Para o presidente D'Urso , o Brasil falha no controle da entrada de armas ilegais no território nacional e dos momentos em que armamentos regularizados caem na marginalidade. Ele lembrou que é muito fácil raspar a numeração da arma, o que dificulta ainda mais o controle.

 

De acordo com o presidente da OAB SP, a legislação brasileira hoje é muito severa com relação a posse, porte de arma ou munição e para comprar armamento. Segundo D’Urso, não é necessário endurecer as leis, e sim buscar mecanismos de controle das armas em circulação.

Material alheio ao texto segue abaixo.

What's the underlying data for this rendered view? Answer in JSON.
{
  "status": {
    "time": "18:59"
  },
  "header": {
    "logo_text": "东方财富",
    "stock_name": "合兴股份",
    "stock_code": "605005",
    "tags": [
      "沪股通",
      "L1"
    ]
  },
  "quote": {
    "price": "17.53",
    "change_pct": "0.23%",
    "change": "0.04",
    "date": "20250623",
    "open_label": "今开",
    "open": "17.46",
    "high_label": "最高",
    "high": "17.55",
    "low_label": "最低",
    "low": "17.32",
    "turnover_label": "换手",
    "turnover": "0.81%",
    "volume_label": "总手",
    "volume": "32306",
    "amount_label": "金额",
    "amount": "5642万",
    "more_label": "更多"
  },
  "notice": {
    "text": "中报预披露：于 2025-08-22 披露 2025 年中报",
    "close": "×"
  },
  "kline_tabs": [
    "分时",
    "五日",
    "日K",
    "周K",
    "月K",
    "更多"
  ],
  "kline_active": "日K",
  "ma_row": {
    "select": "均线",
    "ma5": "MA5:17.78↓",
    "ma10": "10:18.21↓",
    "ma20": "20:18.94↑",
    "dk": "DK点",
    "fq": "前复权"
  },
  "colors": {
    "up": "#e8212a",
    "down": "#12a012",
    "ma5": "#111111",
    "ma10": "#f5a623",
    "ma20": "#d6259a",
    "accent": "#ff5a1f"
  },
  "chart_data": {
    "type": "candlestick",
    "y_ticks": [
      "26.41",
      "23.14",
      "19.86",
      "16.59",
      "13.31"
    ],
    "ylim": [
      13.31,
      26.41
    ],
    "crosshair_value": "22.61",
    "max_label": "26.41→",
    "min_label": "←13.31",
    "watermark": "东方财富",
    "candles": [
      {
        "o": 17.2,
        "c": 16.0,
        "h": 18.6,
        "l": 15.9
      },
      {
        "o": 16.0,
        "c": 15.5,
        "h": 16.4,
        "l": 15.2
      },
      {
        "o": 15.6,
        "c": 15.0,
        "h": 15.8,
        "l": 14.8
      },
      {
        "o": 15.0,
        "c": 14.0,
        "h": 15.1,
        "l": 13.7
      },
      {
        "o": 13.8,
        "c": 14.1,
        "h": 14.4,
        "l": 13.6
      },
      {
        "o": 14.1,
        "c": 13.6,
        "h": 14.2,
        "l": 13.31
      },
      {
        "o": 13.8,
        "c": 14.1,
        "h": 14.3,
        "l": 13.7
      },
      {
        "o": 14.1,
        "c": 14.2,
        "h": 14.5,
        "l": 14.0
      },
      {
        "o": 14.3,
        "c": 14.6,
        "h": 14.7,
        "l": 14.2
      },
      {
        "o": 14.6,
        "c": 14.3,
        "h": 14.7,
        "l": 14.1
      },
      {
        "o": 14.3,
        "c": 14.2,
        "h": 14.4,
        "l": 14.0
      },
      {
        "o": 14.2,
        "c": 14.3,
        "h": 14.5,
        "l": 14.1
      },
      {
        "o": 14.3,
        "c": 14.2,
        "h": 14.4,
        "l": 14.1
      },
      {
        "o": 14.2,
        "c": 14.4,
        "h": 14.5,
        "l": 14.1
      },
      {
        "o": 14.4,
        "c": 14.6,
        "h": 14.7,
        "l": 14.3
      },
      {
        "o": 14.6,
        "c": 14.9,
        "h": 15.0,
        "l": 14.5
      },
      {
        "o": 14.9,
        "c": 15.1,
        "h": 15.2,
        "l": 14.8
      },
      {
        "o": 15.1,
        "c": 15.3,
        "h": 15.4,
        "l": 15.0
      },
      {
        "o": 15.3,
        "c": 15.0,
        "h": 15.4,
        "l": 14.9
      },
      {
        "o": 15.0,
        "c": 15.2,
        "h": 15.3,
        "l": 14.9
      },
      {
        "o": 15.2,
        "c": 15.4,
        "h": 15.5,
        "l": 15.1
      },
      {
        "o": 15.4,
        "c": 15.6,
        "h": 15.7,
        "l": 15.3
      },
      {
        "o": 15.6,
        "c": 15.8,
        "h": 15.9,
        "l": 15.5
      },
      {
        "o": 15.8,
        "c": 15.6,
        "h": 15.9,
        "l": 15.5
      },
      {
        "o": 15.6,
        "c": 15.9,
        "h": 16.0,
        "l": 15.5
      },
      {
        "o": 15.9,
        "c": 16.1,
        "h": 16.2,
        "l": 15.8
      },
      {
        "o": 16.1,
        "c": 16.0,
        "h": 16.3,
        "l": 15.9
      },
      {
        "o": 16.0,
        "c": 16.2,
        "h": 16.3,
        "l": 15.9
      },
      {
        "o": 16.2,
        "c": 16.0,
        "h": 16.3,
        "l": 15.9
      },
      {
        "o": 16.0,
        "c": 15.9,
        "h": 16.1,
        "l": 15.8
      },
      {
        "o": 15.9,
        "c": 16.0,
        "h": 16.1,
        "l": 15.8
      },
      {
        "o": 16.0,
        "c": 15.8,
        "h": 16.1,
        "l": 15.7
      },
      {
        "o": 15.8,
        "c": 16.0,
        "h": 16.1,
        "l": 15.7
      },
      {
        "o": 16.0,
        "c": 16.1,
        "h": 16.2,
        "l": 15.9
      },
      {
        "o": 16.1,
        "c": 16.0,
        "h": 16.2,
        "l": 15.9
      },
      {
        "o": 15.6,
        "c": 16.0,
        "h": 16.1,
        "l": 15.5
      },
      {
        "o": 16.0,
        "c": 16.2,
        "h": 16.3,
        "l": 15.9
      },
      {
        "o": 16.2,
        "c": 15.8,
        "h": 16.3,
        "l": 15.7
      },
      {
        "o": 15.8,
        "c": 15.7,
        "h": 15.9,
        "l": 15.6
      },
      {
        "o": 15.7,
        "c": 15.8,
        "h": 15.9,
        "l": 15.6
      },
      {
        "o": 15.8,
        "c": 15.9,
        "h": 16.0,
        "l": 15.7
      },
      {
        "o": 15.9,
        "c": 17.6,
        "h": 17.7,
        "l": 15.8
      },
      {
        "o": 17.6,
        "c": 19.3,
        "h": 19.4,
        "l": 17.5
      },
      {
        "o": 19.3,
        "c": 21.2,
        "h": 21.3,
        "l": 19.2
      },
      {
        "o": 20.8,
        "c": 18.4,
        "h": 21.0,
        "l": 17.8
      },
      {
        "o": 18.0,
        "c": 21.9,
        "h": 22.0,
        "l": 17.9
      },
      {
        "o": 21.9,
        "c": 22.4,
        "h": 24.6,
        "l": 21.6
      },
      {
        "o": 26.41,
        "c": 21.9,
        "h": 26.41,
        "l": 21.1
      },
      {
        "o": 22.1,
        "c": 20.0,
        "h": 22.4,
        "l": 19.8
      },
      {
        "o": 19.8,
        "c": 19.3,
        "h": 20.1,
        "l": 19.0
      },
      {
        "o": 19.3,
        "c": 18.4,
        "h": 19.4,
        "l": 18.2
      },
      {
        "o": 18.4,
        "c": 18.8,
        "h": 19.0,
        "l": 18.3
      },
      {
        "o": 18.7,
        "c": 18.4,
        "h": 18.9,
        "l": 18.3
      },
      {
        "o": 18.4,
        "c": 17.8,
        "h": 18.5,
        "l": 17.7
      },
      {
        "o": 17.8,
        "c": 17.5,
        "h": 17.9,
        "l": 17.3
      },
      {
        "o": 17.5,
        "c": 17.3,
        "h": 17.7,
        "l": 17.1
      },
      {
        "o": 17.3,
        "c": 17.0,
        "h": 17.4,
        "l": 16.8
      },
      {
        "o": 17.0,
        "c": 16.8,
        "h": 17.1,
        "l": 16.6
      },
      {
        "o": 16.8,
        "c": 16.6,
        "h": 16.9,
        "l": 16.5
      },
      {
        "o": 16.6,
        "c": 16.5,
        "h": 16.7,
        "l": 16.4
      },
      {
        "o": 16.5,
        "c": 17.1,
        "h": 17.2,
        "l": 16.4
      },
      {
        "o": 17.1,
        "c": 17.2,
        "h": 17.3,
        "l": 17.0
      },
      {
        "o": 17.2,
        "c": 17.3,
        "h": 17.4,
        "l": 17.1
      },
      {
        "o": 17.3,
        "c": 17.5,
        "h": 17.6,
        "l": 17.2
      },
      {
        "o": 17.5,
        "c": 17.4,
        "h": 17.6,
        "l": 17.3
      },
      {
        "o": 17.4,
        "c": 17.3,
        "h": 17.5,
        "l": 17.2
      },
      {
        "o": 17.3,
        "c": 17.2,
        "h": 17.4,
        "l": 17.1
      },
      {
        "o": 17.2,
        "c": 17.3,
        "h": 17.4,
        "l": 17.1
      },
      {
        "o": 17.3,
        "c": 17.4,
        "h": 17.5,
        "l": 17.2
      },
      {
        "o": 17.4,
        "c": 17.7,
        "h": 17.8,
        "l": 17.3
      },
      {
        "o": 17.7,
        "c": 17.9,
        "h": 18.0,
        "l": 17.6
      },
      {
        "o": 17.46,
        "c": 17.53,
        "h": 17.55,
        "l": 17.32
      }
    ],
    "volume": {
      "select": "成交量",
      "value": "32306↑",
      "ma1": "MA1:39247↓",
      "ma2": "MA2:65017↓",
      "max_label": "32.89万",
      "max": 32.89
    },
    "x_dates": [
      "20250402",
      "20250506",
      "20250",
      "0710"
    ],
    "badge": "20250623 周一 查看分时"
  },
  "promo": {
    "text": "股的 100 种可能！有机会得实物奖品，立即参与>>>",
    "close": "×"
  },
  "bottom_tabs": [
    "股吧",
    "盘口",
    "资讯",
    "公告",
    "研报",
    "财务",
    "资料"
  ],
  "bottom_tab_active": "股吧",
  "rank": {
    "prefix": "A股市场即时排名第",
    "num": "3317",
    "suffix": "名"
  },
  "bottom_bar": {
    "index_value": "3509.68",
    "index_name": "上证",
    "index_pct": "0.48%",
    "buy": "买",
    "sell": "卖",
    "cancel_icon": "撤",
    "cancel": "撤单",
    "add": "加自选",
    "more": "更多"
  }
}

 D'Urso também abordou a proposta de novo referendo popular sobre  venda de armas de fogo. Para ele é “contrassenso” , pois já foi realizado um plebiscito acerca do tema há seis anos, que custou R$ 250 milhões aos cofres públicos.

 

“Essa é uma quantia de que o Ministério da Justiça não dispõe para aplicar em segurança pública. Embora prevista na Constituição, a consulta deve ser vista com muita reserva, parcimônia, não é para usar toda hora. Nossos representantes no Congresso Nacional devem interpretar a vontade da nação e legislar, sem a necessidade de um novo plebiscito”, disse D’Urso.

 

O presidente da seccional também afirmou que, além dos custos oficiais do governo, uma nova consulta implicaria gastos enormes em campanhas a favor e contra a proibição da venda de armas, lembrando que no primeiro plebiscito houve diversas propagandas na televisão e em outros meios argumentando sobre a questão.

 

Do debate promovido pela OAB SP, participaram Ana Paula Zomer, advogada e doutora em Direito Penal, João Ibaixe Jr, advogado criminalista e escritor, Marcelo Barone, promotor de Justiça e professor de Direito Penal da Universidade Presbiteriana Mackenzie, e Clovis Ferreira De Araujo, delegado de Polícia Civil da 8ª Seccional do Decap.

 

Barone e Araújo defenderam a necessidade de penas mais severas, enquanto os advogados Zomer e Ibaixe afirmaram que as punições devem ser mais eficazes, pois de outra forma as penas severas de nada servem no enfrentamento do crime.Todos os debatedores criticaram a proposta feita por parlamentares para um novo plebiscito, por não considerarem o momento adequado e verem pouca chance de sucesso na iniciativa.